A closer look at the electoral landscape yields a troubled portrait of the state of democracy in Southern Africa, writes Kudrat Virk.
Lost in the shadows of the build-up to South Africa's commemoration of 20 years of democracy will be another milestone: the 10th anniversary of a commitment by the 15 member states of the Southern African Development Community (SADC) to the peaceful and democratic conduct of elections across the region.
There are reasons to celebrate. Since 2004, more than 30 national and presidential elections have been held across Southern Africa, with only Swaziland's absolutist monarchy bucking the regional trend towards participatory democracy. Yet, a closer look at the electoral landscape yields a troubled portrait of the state of democracy in Southern Africa and the ability of SADC states to translate declaratory commitments into practice.
As the deadline for parties to register to contest the country's fifth democratic election in May draws near, the countdown to elections in 2014 is also gathering pace in Malawi, Botswana, Mozambique and Namibia. The transition to democracy in these countries has varied. Botswana is one of Southern Africa's oldest and most stable democracies, having gone to the polls regularly since independence in 1966.
Although it has a shorter history of political inclusiveness, post-apartheid South Africa has established transparent and participatory governance structures since 1994. Its electoral commission has overseen the conduct of four peaceful general elections, and the country's electoral conflict management mechanisms are a positive example for the region.
On the other hand, the transition to democracy has been fragile in Malawi, where the unfolding "cash-gate" corruption scandal has exposed the fragility of state institutions. And in Mozambique, the recent outbreak of hostilities between the government and former rebels has generated uncertainty and anxiety.
Credible elections are vital for creating the peaceful, democratic environment necessary for socioeconomic transformation in Southern Africa. Yet elections in the region have not always been free and fair. In several countries, such as the Democratic Republic of the Congo in 2011, and Zimbabwe in 2008, they have fuelled insecurity, weakened prospects for effective governance and undermined regional stability.

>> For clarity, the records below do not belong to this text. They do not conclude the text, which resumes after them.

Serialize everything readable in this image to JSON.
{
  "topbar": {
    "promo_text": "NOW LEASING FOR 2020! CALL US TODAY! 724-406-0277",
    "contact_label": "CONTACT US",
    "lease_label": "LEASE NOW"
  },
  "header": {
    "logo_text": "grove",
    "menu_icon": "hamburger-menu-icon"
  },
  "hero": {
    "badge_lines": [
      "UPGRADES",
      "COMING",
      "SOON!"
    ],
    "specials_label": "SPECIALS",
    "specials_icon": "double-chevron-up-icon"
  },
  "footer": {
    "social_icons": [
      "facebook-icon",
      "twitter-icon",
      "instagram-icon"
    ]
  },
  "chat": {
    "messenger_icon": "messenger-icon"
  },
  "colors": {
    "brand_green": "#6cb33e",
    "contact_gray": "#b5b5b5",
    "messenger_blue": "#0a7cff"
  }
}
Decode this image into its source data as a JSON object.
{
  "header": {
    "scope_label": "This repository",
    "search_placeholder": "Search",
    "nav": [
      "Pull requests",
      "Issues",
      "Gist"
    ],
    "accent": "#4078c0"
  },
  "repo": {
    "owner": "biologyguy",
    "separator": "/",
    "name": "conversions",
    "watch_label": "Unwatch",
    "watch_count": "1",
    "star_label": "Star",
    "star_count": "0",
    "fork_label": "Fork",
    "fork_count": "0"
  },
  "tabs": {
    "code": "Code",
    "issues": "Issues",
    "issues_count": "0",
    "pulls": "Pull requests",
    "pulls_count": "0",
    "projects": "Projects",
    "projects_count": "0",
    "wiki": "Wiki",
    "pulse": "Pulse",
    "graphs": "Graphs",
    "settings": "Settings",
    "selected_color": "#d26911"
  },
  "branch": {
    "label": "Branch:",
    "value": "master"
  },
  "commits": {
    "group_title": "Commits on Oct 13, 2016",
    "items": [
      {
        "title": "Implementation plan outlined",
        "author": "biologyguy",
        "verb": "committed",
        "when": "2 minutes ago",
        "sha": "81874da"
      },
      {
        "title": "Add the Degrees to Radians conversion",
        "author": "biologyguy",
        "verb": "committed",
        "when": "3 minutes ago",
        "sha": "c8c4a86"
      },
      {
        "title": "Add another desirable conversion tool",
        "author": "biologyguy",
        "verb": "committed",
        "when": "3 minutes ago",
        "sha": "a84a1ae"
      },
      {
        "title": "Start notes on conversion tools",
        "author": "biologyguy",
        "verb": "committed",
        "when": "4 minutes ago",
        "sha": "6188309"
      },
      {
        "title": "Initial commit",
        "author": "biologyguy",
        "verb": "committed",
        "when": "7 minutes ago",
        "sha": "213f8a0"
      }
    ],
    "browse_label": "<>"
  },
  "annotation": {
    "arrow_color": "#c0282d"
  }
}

Adopted in 2004, the SADC principles and guidelines governing democratic elections provide a critical frame of reference for the credibility of polls across the region. These guidelines are informed by the community's own founding treaty of 1992, as well as the Constitutive Act of the African Union (AU) of 2000.
Although not legally binding, they are a public commitment by governments to foster inclusiveness, tolerance, fairness, impartiality and transparency in electoral processes. They are a benchmark for accountability, but these regional standards have sometimes been honoured only in the breach.
The SADC guidelines require member states to establish impartial, inclusive, competent and accountable national electoral management bodies. Though most countries have constituted such bodies, their functioning has been problematic in several cases. The Malawi Electoral Commission, for example, has suffered from political meddling in the appointment of commissioners. In Mozambique, during previous elections in 2009, the capacity, transparency and independence of the electoral commission was a matter of concern for observers.
Admittedly, not every electoral issue can be reduced to the weak implementation of SADC norms. In the majority of countries in Southern Africa, a great many parties contest polls, yet outcomes are often known in advance. Dominant-party states are widespread: the Botswana Democratic Party, for example, has ruled the country for about 47 years.
In addition, the propensity of ruling parties to centralise control of campaigning, monopolise national media and, at times, use state institutions for party-political advantage can create an uneven playing field, hindering free electioneering.
Troublingly, the SADC as a whole has occasionally failed to uphold its own rules when they have been flouted by a prominent member state. Zimbabwe is a case in point. In 2005, serious concerns were raised about the credibility of the country's electoral process by local civil society organisations. Yet the SADC declared that Robert Mugabe's government had complied with the 2004 democratic election principles and guidelines. The crisis that arose from a similarly flawed electoral process in 2008 was defused by a weakly implemented power-sharing agreement between the ruling Zanu-PF and the Movement for Democratic Change.
More robust implementation of the 2004 SADC principles and guidelines is clearly needed. As a 2013 report by the Cape Town-based Centre for Conflict Resolution argued, governments across Southern Africa must do more to empower national Parliaments; ensure independent judiciaries; safeguard the autonomy of oversight institutions; and encourage free and independent media.
Greater and more effective participation by civil society, in particular, is essential to consolidating democratic governance in the region. The SADC could take its cue from the AU, as well as the Economic Community of West African States, which have demonstrated willingness to collaborate with civil society by granting them observer status at their official meetings.
Finally, elections are important, but they are not a panacea for governance challenges, nor are they synonymous with democracy. In South Africa, for example, the inability of successive ANC governments to reduce poverty and increase economic opportunities, particularly for the youth, poses one of the greatest challenges to continuing democratic consolidation.
Elections in Southern Africa risk becoming a procedural fig leaf if they are not backed up by the capacity and will of regional states to deliver on developmental goals.
Kudrat Virk is a senior researcher at the Centre for Conflict Resolution in Cape Town.